Die E-Mail ist tot. Lang lebe die E-Mail!

Ein symptomatisches Beispiel aus der Beratungspraxis, wo großes Potenzial für Veränderung auf der Strecke bleibt.

Der Fall: Pilotiert wird ein Chat basiertes Zusammenarbeitstool neuster Bauart aus dem Hause Microsoft. Interdisziplinäres Team, Externe sind auch beteiligt. Fokus auf zentrale Ablage von Unterlagen, asynchrone fachspezifische Diskussionen und ein Ort für Protokolle und unstrukturierte Informationen.

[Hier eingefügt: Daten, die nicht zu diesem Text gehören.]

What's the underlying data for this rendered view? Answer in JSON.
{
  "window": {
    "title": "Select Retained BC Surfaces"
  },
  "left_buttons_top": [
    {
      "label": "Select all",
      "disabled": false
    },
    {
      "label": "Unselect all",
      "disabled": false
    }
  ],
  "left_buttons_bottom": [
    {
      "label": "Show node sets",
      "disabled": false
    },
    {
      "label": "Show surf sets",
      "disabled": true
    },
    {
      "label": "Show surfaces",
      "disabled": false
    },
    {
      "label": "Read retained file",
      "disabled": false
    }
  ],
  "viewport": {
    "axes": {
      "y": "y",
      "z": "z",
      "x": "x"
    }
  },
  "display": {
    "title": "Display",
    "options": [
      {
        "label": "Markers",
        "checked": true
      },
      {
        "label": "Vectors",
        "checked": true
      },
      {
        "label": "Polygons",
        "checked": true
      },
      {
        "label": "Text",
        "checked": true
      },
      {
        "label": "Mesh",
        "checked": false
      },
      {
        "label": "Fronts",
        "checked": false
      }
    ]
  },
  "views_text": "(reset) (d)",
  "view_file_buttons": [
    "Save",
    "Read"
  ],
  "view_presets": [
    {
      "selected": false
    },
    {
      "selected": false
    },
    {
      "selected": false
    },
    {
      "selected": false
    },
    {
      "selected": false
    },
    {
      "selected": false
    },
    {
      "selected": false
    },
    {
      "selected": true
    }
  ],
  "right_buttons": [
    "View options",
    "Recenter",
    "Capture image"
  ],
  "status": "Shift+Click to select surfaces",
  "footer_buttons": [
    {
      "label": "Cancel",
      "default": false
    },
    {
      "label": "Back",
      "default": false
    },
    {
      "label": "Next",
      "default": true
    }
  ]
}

O-Ton der Projektleiterin: „Die Zeit für das Onboarding heute Morgen habe ich über den Tag schon doppelt eingespart.“. Lasse ich mal so stehen!

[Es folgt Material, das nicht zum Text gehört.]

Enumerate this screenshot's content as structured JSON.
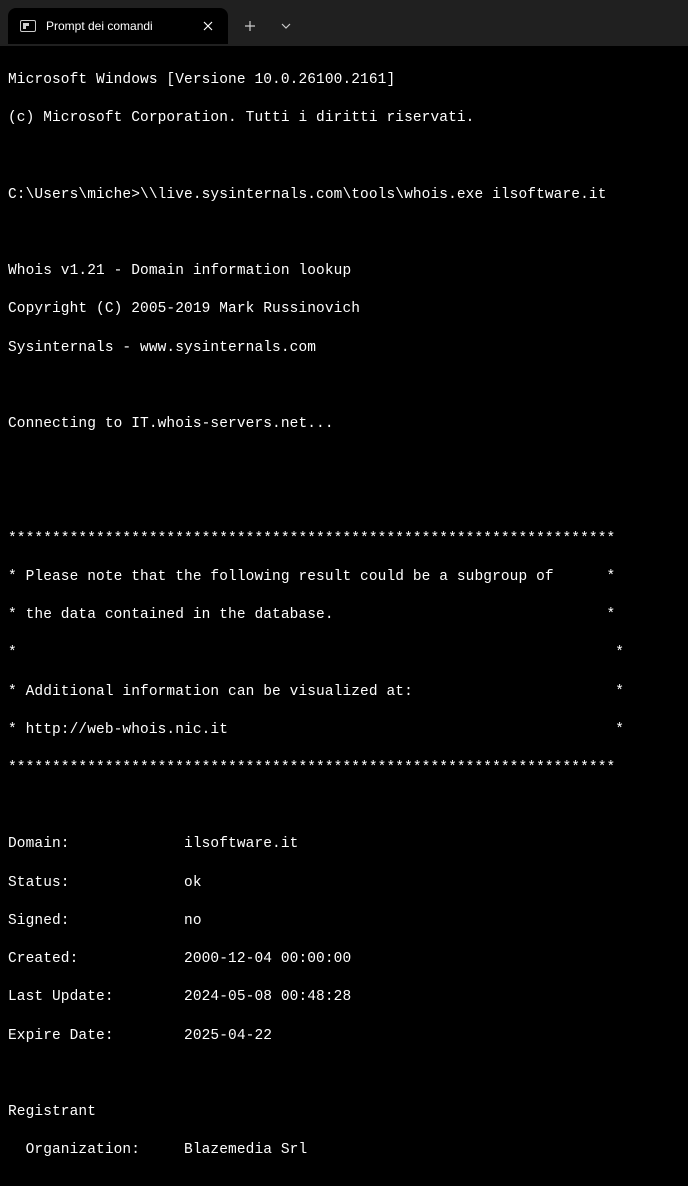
{
  "titlebar": {
    "tab_title": "Prompt dei comandi"
  },
  "terminal": {
    "l0": "Microsoft Windows [Versione 10.0.26100.2161]",
    "l1": "(c) Microsoft Corporation. Tutti i diritti riservati.",
    "l2": "",
    "l3": "C:\\Users\\miche>\\\\live.sysinternals.com\\tools\\whois.exe ilsoftware.it",
    "l4": "",
    "l5": "Whois v1.21 - Domain information lookup",
    "l6": "Copyright (C) 2005-2019 Mark Russinovich",
    "l7": "Sysinternals - www.sysinternals.com",
    "l8": "",
    "l9": "Connecting to IT.whois-servers.net...",
    "l10": "",
    "l11": "",
    "l12": "*********************************************************************",
    "l13": "* Please note that the following result could be a subgroup of      *",
    "l14": "* the data contained in the database.                               *",
    "l15": "*                                                                    *",
    "l16": "* Additional information can be visualized at:                       *",
    "l17": "* http://web-whois.nic.it                                            *",
    "l18": "*********************************************************************",
    "l19": "",
    "l20": "Domain:             ilsoftware.it",
    "l21": "Status:             ok",
    "l22": "Signed:             no",
    "l23": "Created:            2000-12-04 00:00:00",
    "l24": "Last Update:        2024-05-08 00:48:28",
    "l25": "Expire Date:        2025-04-22",
    "l26": "",
    "l27": "Registrant",
    "l28": "  Organization:     Blazemedia Srl"
  }
}
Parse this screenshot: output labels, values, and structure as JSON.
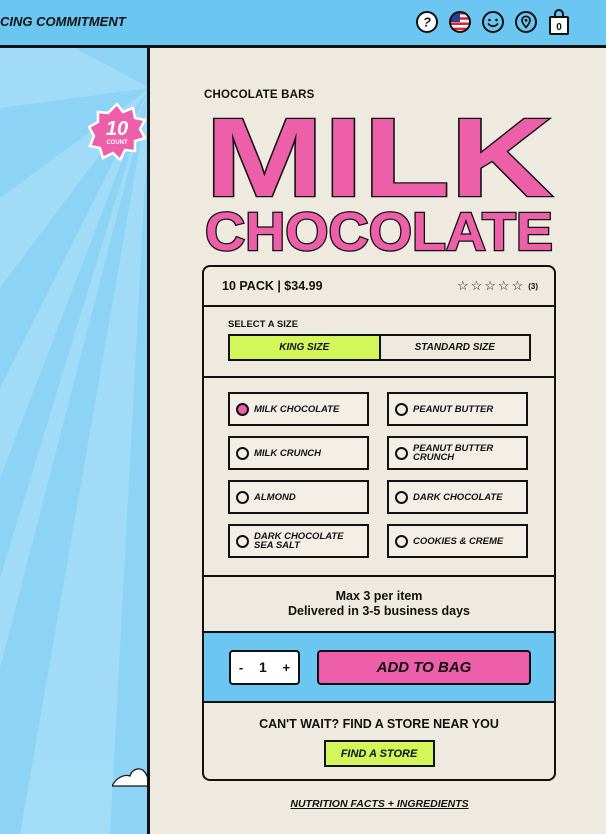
{
  "header": {
    "promo_text": "CING COMMITMENT",
    "icons": [
      "help-icon",
      "us-flag-icon",
      "smiley-icon",
      "location-icon",
      "bag-icon"
    ],
    "bag_count": "0"
  },
  "badge": {
    "number": "10",
    "label": "COUNT"
  },
  "product": {
    "subtitle": "CHOCOLATE BARS",
    "title_line1": "MILK",
    "title_line2": "CHOCOLATE",
    "price_label": "10 PACK | $34.99",
    "rating": {
      "stars": 5,
      "filled": 0,
      "count": "(3)"
    }
  },
  "size": {
    "label": "SELECT A SIZE",
    "options": [
      {
        "label": "KING SIZE",
        "selected": true
      },
      {
        "label": "STANDARD SIZE",
        "selected": false
      }
    ]
  },
  "flavors": [
    {
      "line1": "MILK CHOCOLATE",
      "line2": "",
      "selected": true
    },
    {
      "line1": "PEANUT BUTTER",
      "line2": "",
      "selected": false
    },
    {
      "line1": "MILK CRUNCH",
      "line2": "",
      "selected": false
    },
    {
      "line1": "PEANUT BUTTER",
      "line2": "CRUNCH",
      "selected": false
    },
    {
      "line1": "ALMOND",
      "line2": "",
      "selected": false
    },
    {
      "line1": "DARK CHOCOLATE",
      "line2": "",
      "selected": false
    },
    {
      "line1": "DARK CHOCOLATE",
      "line2": "SEA SALT",
      "selected": false
    },
    {
      "line1": "COOKIES & CREME",
      "line2": "",
      "selected": false
    }
  ],
  "info": {
    "line1": "Max 3 per item",
    "line2": "Delivered in 3-5 business days"
  },
  "cart": {
    "minus": "-",
    "quantity": "1",
    "plus": "+",
    "add_label": "ADD TO BAG"
  },
  "store": {
    "question": "CAN'T WAIT? FIND A STORE NEAR YOU",
    "button": "FIND A STORE"
  },
  "footer": {
    "nutrition_link": "NUTRITION FACTS + INGREDIENTS"
  },
  "colors": {
    "sky": "#6cc6f2",
    "pink": "#ee5fa9",
    "lime": "#d3f65a",
    "cream": "#efeae0",
    "ink": "#111111"
  }
}
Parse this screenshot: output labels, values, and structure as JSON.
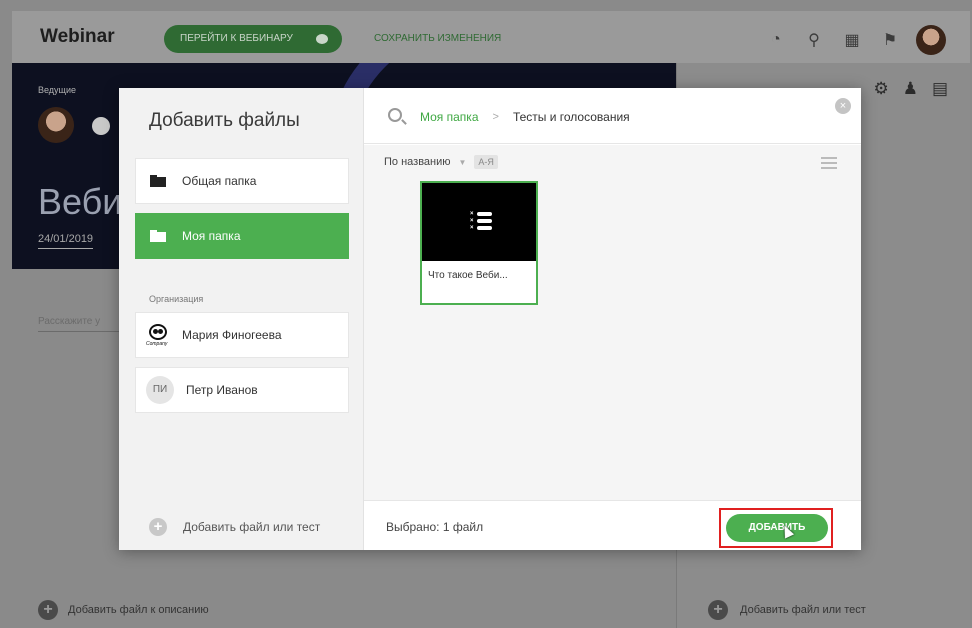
{
  "app": {
    "brand": "Webinar",
    "goto_button": "ПЕРЕЙТИ К ВЕБИНАРУ",
    "save_link": "СОХРАНИТЬ ИЗМЕНЕНИЯ",
    "icons": [
      "speedometer-icon",
      "search-icon",
      "grid-icon",
      "flag-icon",
      "user-avatar"
    ]
  },
  "banner": {
    "host_label": "Ведущие",
    "title": "Веби",
    "date": "24/01/2019"
  },
  "describe_placeholder": "Расскажите у",
  "bottom_left_add": "Добавить файл к описанию",
  "bottom_right_add": "Добавить файл или тест",
  "modal": {
    "title": "Добавить файлы",
    "folders": [
      {
        "label": "Общая папка",
        "active": false
      },
      {
        "label": "Моя папка",
        "active": true
      }
    ],
    "org_label": "Организация",
    "people": [
      {
        "label": "Мария Финогеева",
        "avatar": "panda",
        "avatar_text": "Company"
      },
      {
        "label": "Петр Иванов",
        "avatar": "initials",
        "initials": "ПИ"
      }
    ],
    "add_file_or_test": "Добавить файл или тест",
    "breadcrumb": {
      "root": "Моя папка",
      "separator": ">",
      "current": "Тесты и голосования"
    },
    "sort": {
      "label": "По названию",
      "order": "А-Я"
    },
    "files": [
      {
        "name": "Что такое Веби...",
        "type": "quiz",
        "selected": true
      }
    ],
    "selected_text": "Выбрано: 1 файл",
    "add_button": "ДОБАВИТЬ",
    "close_symbol": "×"
  },
  "colors": {
    "accent": "#4caf50",
    "highlight": "#e02020",
    "link": "#3fa843"
  }
}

Nun fragt ein Teammitglied, wo er denn die Benachrichtigungseinstellungen feiner definieren könne. Dann wüsste er, wenn es eine Änderung gibt und könne darauf reagieren.

Von der Sache her eine normale Frage. Aber leider auch extrem symptomatisch für die Veränderungsresistenz in den Köpfen. Es geht nicht darum zu pilotieren, wie man alte Arbeitsweisen in einem neuen Tool abbildet. Es geht darum neue Arbeitsweisen zu fördern!

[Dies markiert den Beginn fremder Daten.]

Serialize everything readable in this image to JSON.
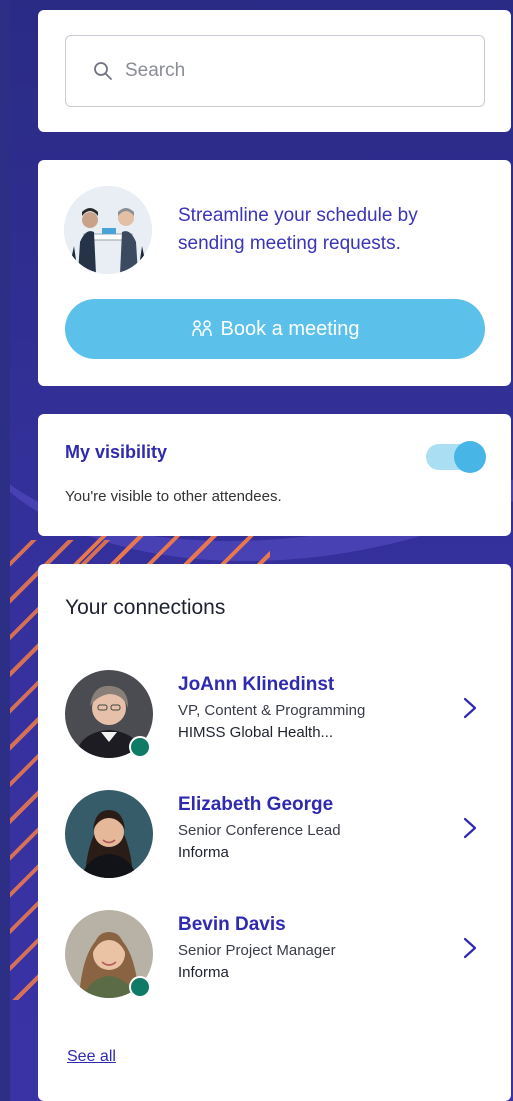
{
  "search": {
    "placeholder": "Search",
    "icon": "search-icon"
  },
  "meeting": {
    "promo_text": "Streamline your schedule by sending meeting requests.",
    "button_label": "Book a meeting",
    "button_icon": "people-icon",
    "button_color": "#5bc1ea"
  },
  "visibility": {
    "title": "My visibility",
    "description": "You're visible to other attendees.",
    "enabled": true
  },
  "connections": {
    "title": "Your connections",
    "items": [
      {
        "name": "JoAnn Klinedinst",
        "role": "VP, Content & Programming",
        "org": "HIMSS Global Health...",
        "online": true
      },
      {
        "name": "Elizabeth George",
        "role": "Senior Conference Lead",
        "org": "Informa",
        "online": false
      },
      {
        "name": "Bevin Davis",
        "role": "Senior Project Manager",
        "org": "Informa",
        "online": true
      }
    ],
    "see_all_label": "See all"
  },
  "colors": {
    "accent": "#2f2bb0",
    "background": "#2d2f86",
    "online": "#0f7a66",
    "stripe": "#e8774d"
  }
}
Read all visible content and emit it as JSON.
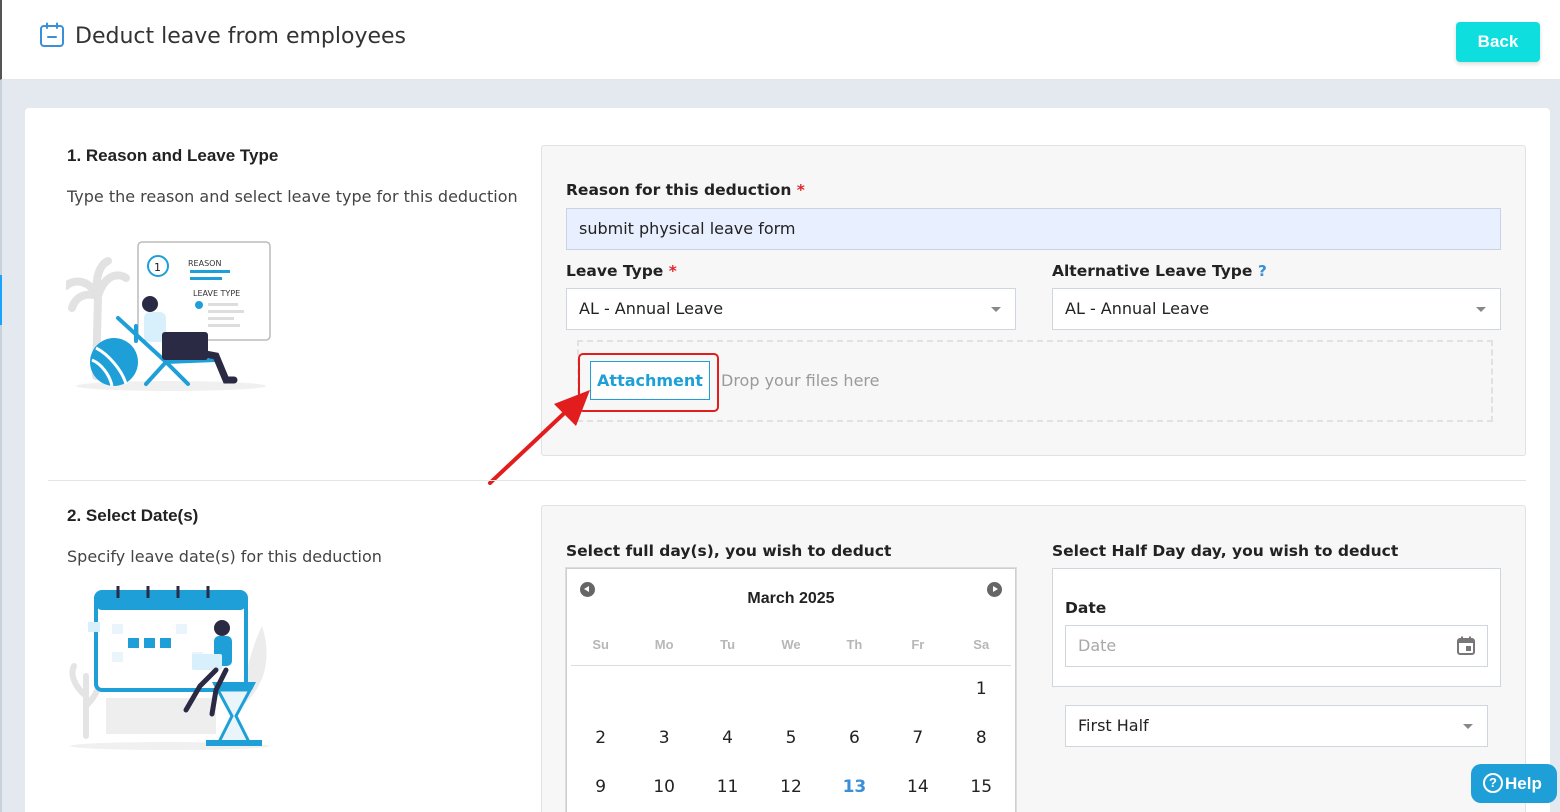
{
  "header": {
    "title": "Deduct leave from employees",
    "title_icon": "calendar-minus-icon",
    "back_label": "Back"
  },
  "section1": {
    "title": "1. Reason and Leave Type",
    "description": "Type the reason and select leave type for this deduction",
    "illustration_text": {
      "step": "1",
      "line1": "REASON",
      "line2": "LEAVE TYPE"
    },
    "reason_label": "Reason for this deduction",
    "required_mark": "*",
    "reason_value": "submit physical leave form",
    "leave_type_label": "Leave Type",
    "leave_type_value": "AL - Annual Leave",
    "alt_leave_type_label": "Alternative Leave Type",
    "alt_leave_help": "?",
    "alt_leave_type_value": "AL - Annual Leave",
    "attachment_label": "Attachment",
    "drop_text": "Drop your files here"
  },
  "section2": {
    "title": "2. Select Date(s)",
    "description": "Specify leave date(s) for this deduction",
    "full_day_label": "Select full day(s), you wish to deduct",
    "half_day_label": "Select Half Day day, you wish to deduct",
    "date_label": "Date",
    "date_placeholder": "Date",
    "half_select_value": "First Half",
    "calendar": {
      "month": "March 2025",
      "weekdays": [
        "Su",
        "Mo",
        "Tu",
        "We",
        "Th",
        "Fr",
        "Sa"
      ],
      "weeks": [
        [
          "",
          "",
          "",
          "",
          "",
          "",
          "1"
        ],
        [
          "2",
          "3",
          "4",
          "5",
          "6",
          "7",
          "8"
        ],
        [
          "9",
          "10",
          "11",
          "12",
          "13",
          "14",
          "15"
        ]
      ],
      "today": "13"
    }
  },
  "help_label": "Help",
  "colors": {
    "back_button": "#0fdede",
    "accent_blue": "#1e9fd8",
    "highlight_red": "#e11d1d",
    "required_red": "#e0262b"
  }
}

Veränderte Ergebnisse erfordern verändertes Verhalten. Im Rahmen der Digitalisierungsoffensiven im Kontext „Modern Workplace“ ist davon aktuell noch wenig zu sehen.

Was lernen wir aus diesem Beispiel?

  1.  Eingefleischten Verhaltensweisen ist extrem schwer beizukommen. Je eingefleischter, desto veränderungsresistenter reagiert der Betroffene
  2. Die Gefahr, dass der Betroffene diese eingefleischten Verhaltensweisen auf völlig andere Kontexte zu übertragen versucht ist sehr hoch. Und sind sie erstmal dort angekommen… viel Spaß

Wandel muss frühzeitig und nachhaltig geplant sein! Faustregel: wenn die IT oder der Implementierungsdienstleister schon da war, dann ist der Zeitpunkt schon zu spät.